On (strong) proper vertex-connection of graphs

A path in a vertex-colored graph is a {\it vertex-proper path} if any two internal adjacent vertices differ in color. A vertex-colored graph is {\it proper vertex $k$-connected} if any two vertices of the graph are connected by $k$ disjoint vertex-proper paths of the graph. For a $k$-connected graph $G$, the {\it proper vertex $k$-connection number} of $G$, denoted by $pvc_{k}(G)$, is defined as the smallest number of colors required to make $G$ proper vertex $k$-connected. A vertex-colored graph is {\it strong proper vertex-connected}, if for any two vertices $u,v$ of the graph, there exists a vertex-proper $u$-$v$ geodesic.

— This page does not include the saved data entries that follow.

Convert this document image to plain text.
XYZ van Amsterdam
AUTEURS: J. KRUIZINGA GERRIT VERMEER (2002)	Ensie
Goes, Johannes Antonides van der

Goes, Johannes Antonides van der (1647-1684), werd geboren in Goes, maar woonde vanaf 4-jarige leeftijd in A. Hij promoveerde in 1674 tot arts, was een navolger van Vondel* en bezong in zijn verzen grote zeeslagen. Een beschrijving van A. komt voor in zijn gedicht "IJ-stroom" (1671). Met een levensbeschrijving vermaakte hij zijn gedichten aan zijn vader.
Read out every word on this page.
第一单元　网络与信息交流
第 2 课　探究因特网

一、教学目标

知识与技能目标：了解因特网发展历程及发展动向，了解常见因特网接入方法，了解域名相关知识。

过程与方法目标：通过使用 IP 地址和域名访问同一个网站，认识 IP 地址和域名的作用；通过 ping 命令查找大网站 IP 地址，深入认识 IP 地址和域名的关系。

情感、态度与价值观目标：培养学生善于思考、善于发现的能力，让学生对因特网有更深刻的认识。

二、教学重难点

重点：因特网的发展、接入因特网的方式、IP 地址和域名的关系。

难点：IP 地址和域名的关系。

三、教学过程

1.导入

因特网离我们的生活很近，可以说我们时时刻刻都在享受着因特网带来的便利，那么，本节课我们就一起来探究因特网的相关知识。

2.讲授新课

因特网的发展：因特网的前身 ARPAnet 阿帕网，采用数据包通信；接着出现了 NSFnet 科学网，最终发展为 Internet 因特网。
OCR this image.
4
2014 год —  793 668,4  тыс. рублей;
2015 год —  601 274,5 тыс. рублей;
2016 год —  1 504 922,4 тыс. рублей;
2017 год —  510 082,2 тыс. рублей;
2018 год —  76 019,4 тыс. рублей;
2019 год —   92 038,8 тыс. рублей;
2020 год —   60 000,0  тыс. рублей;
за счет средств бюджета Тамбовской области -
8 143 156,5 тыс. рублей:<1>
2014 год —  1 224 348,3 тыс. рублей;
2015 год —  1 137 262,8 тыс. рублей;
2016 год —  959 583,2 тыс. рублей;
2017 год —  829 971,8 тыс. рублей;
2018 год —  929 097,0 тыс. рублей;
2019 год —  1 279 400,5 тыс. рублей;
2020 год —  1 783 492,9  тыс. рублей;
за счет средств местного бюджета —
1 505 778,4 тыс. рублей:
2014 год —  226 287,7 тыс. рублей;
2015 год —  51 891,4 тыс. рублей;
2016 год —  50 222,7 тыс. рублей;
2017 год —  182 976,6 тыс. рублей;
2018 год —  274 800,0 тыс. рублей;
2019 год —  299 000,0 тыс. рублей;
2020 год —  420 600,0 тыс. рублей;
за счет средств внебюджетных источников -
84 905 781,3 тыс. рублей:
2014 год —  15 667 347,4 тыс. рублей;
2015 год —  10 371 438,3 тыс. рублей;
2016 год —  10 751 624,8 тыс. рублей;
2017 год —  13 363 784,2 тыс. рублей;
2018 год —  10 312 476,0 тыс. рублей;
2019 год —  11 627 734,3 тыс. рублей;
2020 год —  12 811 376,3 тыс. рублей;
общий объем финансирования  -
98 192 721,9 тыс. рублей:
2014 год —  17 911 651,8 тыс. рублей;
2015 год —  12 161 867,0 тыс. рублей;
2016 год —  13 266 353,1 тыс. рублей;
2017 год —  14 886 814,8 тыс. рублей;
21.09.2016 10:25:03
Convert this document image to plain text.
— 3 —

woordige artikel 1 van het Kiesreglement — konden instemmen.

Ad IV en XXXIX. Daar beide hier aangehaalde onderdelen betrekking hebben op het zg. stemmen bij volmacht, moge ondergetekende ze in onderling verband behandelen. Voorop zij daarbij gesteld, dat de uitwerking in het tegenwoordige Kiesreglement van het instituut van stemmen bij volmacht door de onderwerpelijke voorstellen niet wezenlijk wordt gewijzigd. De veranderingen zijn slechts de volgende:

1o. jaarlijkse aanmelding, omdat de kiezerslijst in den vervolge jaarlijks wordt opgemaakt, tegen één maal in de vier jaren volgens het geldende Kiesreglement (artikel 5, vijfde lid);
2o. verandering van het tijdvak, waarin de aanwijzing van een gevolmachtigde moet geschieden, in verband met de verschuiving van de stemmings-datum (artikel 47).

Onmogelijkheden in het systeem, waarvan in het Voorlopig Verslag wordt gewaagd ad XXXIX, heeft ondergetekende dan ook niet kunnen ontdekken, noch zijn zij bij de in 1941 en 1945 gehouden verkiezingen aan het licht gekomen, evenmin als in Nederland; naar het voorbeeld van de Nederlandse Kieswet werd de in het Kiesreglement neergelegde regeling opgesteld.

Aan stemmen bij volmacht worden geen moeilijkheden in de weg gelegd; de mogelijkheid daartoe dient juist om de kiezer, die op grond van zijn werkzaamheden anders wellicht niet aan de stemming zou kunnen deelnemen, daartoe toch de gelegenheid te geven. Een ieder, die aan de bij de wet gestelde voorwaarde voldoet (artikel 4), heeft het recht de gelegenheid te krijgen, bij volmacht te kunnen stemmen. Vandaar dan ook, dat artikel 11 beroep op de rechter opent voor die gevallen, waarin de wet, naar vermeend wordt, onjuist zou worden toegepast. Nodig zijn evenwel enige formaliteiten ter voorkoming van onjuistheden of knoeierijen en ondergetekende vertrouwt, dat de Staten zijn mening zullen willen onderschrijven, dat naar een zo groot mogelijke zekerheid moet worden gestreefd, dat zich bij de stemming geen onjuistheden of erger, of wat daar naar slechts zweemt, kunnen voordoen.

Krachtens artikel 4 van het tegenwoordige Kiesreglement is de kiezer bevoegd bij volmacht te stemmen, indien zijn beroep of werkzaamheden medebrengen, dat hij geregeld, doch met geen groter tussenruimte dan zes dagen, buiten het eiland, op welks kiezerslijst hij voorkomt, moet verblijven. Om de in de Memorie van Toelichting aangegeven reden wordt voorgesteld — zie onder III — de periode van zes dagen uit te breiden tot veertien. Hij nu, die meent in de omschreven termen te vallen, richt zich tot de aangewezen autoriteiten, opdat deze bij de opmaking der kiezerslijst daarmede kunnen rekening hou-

For a connected graph $G$, the {\it strong proper vertex-connection number} of $G$, denoted by $spvc(G)$, is the smallest number of colors required to make $G$ strong proper vertex-connected. These concepts are inspired by the concepts of rainbow vertex $k$-connection number $rvc_k(G)$, strong rainbow vertex-connection number $srvc(G)$, and proper $k$-connection number $pc_k(G)$ of a $k$-connected graph $G$. Firstly, we determine the value of $pvc(G)$ for general graphs and $pvc_k(G)$ for some specific graphs. We also compare the values of $pvc_k(G)$ and $pc_k(G)$. Then, sharp bounds of $spvc(G)$ are given for a connected graph $G$ of order $n$, that is, $0\leq spvc(G)\leq n-2$. Moreover, we characterize the graphs of order $n$ such that $spvc(G)=n-2,n-3$, respectively. Finally, we study the relationship among the three vertex-coloring parameters, namely, $spvc(G), \ srvc(G)$ and the chromatic number $\chi(G)$ of a connected graph $G$.